O prefeito de São Paulo, Ricardo Nunes, e o secretário Aldo Rebelo. Foto: Reprodução/Redes Sociais
O alagoano Aldo Rabelo, 67 anos, natural de Viçosa, vai reforçar a equipe do prefeito de São Paulo, Ricardo Nunes. Na posse, ele criticou o presidente Luiz Inácio Lula da Silva, de quem já foi ministro, por suas declarações sobre Israel.

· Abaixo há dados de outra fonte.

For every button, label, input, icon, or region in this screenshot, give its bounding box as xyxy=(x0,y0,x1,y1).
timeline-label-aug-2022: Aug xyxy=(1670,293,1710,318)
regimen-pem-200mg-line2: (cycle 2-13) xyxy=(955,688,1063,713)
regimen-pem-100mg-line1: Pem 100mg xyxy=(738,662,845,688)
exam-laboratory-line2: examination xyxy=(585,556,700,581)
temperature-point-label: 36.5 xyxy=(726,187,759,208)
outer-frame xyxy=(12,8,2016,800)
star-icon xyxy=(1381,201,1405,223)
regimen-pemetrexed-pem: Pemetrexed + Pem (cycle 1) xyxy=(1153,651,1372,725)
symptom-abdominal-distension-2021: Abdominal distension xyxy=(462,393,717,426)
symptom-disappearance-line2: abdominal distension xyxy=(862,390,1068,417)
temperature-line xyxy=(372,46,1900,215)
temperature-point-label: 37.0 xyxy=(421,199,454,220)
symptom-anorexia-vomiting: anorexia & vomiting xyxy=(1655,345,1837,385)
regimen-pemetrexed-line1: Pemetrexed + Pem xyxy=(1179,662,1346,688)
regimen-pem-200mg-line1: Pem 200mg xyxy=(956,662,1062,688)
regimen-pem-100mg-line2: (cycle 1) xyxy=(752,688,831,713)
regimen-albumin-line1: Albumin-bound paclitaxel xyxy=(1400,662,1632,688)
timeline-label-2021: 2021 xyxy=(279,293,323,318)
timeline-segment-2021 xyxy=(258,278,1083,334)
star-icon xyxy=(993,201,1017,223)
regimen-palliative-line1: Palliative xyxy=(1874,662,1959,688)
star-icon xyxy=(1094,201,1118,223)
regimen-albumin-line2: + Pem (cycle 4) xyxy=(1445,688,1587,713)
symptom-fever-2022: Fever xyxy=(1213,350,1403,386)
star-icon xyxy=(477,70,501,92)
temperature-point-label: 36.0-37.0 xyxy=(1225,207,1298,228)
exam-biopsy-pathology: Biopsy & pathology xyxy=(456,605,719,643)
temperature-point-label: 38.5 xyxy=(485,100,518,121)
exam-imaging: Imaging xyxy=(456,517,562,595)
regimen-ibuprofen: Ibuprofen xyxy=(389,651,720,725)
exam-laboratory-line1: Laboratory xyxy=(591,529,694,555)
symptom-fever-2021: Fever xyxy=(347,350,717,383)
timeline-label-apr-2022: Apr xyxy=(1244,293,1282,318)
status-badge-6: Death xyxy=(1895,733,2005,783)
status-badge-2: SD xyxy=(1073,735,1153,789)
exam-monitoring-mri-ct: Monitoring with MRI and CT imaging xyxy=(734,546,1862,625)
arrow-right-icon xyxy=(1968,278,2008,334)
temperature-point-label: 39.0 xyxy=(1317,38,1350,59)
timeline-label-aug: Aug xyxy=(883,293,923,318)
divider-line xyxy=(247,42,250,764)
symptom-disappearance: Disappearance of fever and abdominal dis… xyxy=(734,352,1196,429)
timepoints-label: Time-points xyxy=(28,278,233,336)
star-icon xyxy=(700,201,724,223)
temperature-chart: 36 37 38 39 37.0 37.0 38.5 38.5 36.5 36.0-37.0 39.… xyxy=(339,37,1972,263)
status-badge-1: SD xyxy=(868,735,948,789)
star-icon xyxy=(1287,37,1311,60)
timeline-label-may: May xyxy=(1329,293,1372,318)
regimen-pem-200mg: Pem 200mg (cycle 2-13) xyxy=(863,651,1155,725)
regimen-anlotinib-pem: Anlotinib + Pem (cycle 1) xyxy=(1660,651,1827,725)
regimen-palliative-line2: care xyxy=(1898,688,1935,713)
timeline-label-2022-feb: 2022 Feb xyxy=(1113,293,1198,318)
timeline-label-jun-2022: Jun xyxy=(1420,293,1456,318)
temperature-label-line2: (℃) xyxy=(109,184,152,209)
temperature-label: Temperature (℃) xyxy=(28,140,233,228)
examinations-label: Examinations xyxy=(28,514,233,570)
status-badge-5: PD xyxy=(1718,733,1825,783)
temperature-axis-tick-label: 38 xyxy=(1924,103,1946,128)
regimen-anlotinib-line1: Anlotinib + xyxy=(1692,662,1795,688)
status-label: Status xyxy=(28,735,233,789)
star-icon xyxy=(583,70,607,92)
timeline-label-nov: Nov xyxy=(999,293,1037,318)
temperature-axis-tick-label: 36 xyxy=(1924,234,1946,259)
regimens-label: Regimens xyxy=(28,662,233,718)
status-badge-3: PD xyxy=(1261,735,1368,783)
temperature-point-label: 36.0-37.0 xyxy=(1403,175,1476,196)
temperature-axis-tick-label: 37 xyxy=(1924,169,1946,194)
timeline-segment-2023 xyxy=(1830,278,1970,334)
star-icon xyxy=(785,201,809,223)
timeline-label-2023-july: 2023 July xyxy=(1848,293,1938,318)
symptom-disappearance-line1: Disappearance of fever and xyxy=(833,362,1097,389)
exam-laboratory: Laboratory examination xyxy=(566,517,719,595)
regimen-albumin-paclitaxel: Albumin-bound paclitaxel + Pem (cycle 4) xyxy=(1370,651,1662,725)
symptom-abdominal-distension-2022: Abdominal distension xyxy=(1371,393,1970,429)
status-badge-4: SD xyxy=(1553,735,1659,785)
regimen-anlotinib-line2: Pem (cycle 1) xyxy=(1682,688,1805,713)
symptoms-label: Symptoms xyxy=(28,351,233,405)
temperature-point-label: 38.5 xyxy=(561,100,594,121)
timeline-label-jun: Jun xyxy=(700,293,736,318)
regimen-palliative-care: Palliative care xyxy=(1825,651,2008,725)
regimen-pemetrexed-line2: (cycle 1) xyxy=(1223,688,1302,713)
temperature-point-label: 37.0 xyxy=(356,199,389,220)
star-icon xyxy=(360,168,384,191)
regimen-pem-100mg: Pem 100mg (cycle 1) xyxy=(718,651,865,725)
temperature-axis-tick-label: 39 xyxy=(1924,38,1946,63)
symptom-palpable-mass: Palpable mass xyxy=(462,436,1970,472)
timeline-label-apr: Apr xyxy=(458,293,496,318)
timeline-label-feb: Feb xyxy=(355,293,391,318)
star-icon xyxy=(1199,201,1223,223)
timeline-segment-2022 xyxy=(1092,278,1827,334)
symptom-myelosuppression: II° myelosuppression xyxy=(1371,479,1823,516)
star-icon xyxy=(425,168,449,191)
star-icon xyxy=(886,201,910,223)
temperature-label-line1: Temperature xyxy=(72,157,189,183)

No governo de São Paulo, SP, ele entre para fortalecer a ideia de “frente ampla”, que inclui setores mais democráticos a bolsonaristas.
De acordo com reportagem da Folha de São Paulo, a posse de Aldo Rebelo como secretário de Relações Internacionais na Prefeitura de São Paulo, dá início à reconfiguração do secretariado de Ricardo Nunes (MDB) com vistas à eleição municipal e ajuda o prefeito em duas tarefas —acenar ao bolsonarismo e sinalizar amplitude em seu arco de apoiadores.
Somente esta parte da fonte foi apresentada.